Back on the walls, Gilad and Bregan watched the dust from the Nadir horsemen dwindle into the distance.
"What did he mean, Gil, about riding to Drenan for discussions with Abalayn?"
"He meant he wants us to let his army through."
"Oh. They didn't look terribly fierce, did they? I mean they seem quite ordinary really, save that they wear furs."
"Yes, they are ordinary," said Gilad, removing his helm and combing his hair with his fingers, allowing the cool breeze to get to his head. "Very ordinary. Except that they live for war. Fighting comes as naturally to them as farming does to you. Or me," he added as an afterthought, knowing this to be untrue.

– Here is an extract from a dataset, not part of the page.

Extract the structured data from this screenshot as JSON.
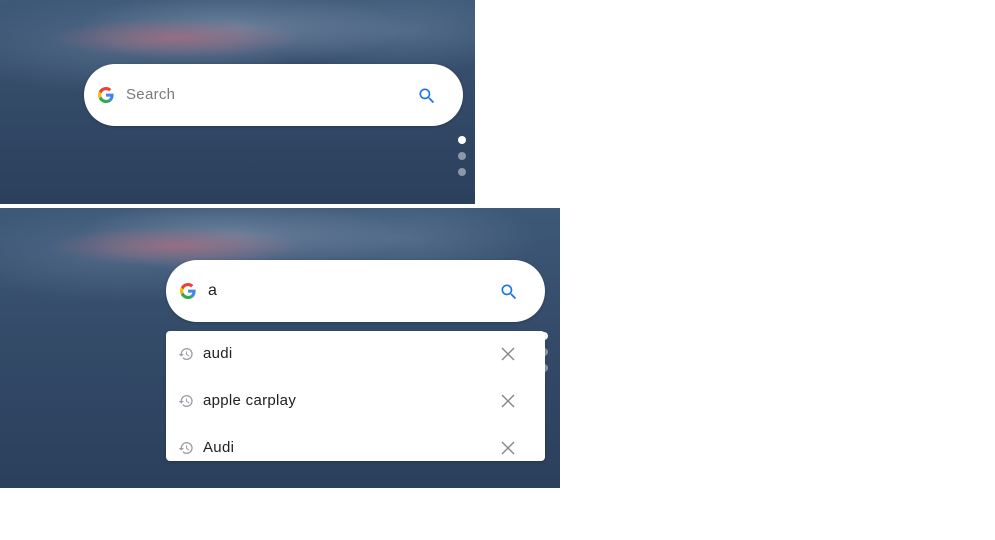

"I wonder why?" said Bregan. "It has never made much sense to me. I mean, I understand why some men become soldiers: to protect the nation and all that. But a whole race of people living to be soldiers seems… unhealthy? Does that sound right?"
Gilad laughed. "Indeed it sounds right. But the northern steppes make poor farmland. Mainly they breed goats and ponies. Any luxuries they desire, they must steal. Now to the Nadir, so Dun Pinar told me at the banquet, the word for stranger is the same as the word for enemy. Anyone not of the tribe is simply there to be killed and stripped of goods. It is a way of life. Smaller tribes are wiped out by larger tribes. Ulric changed the pattern; by amalgamating beaten tribes into his own, he grew more and more powerful. He controls all the northern kingdoms now, and many to the east. Two years ago he took Manea, the sea kingdom."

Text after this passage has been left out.